Dans cet article théorique, Franz Dietrich se propose d’appliquer la révision bayésienne aux croyances de groupes, plutôt qu’aux croyances individuelles, et d’explorer les contraintes formelles que pose ce choix. Le « bayésianisme de groupe » doit surmonter trois défis. En premier lieu, les croyances de groupe sont une fonction des croyances de leurs membres, elles n’en sont pas « détachées ». Les recherches sont abondantes quant à la façon de fusionner les croyances individuelles en croyances de groupe. Mais la plupart des procédures de fusionnement classiques – en particulier celles consistant à prendre la moyenne arithmétique des croyances individuelles – produisent des croyances de groupes qui ne satisfont pas la règle de Bayes. En deuxième lieu : comment traduire ce qu’est la réception et l’intégration d’une nouvelle information pour un groupe ? L’auteur suggère de distinguer l’information publique (reçue par tous les membres), l’information privée (reçue par un seul membre) et l’information partiellement diffusée (reçue par certains membres, pas tous). Il se pose donc la question du (des) type(s) d’information pour le(s)quel(s) une « révision bayésienne » serait nécessaire. En troisième lieu, il s’avère que certaines informations pourraient ne pas être représentables sous forme d’un événement au sein du domaine dans lequel les croyances sont définies.
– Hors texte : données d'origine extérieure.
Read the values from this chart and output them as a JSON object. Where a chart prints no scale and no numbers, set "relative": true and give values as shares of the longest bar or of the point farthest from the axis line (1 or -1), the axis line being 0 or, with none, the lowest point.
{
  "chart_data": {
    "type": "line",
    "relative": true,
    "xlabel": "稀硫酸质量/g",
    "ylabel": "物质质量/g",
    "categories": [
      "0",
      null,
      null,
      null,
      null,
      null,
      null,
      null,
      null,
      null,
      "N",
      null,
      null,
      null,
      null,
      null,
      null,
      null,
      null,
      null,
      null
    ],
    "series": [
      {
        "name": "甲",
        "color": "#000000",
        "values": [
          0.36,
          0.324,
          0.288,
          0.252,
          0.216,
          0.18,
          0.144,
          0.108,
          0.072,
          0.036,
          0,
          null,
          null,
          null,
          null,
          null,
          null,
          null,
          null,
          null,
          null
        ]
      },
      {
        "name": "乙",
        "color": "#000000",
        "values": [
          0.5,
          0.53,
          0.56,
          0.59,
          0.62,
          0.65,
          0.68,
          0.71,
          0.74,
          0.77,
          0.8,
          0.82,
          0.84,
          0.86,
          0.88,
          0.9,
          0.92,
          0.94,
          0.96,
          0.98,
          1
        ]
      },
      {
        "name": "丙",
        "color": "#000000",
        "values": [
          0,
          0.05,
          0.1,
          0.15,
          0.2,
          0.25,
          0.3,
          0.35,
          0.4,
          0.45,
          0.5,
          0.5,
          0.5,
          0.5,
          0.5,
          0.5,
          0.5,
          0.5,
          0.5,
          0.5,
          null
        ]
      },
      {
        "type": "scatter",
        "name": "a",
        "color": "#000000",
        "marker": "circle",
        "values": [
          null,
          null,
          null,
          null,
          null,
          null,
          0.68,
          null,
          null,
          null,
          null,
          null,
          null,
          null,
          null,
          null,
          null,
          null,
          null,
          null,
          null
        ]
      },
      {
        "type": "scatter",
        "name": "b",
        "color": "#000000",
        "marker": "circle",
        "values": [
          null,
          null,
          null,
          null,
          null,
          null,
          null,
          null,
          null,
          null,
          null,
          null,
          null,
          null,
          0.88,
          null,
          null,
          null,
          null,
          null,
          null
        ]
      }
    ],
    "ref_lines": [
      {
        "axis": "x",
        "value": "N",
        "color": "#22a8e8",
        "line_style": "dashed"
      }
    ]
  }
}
Ainsi le groupe pourrait apprendre à la radio une prévision de journée pluvieuse, alors qu’il forme ses croyances vis à vis des « événements météorologiques », et non des « événements de prévision météorologique ». Dans cet exemple courant, la révision bayésienne classique n’est même pas définie ; pourtant l’auteur en décrit une version généralisée qui s’applique aux informations non représentables. Cela mène à la question de savoir si l’apprentissage d’information non représentable doit mener à une révision bayésienne généralisée des croyances de groupe.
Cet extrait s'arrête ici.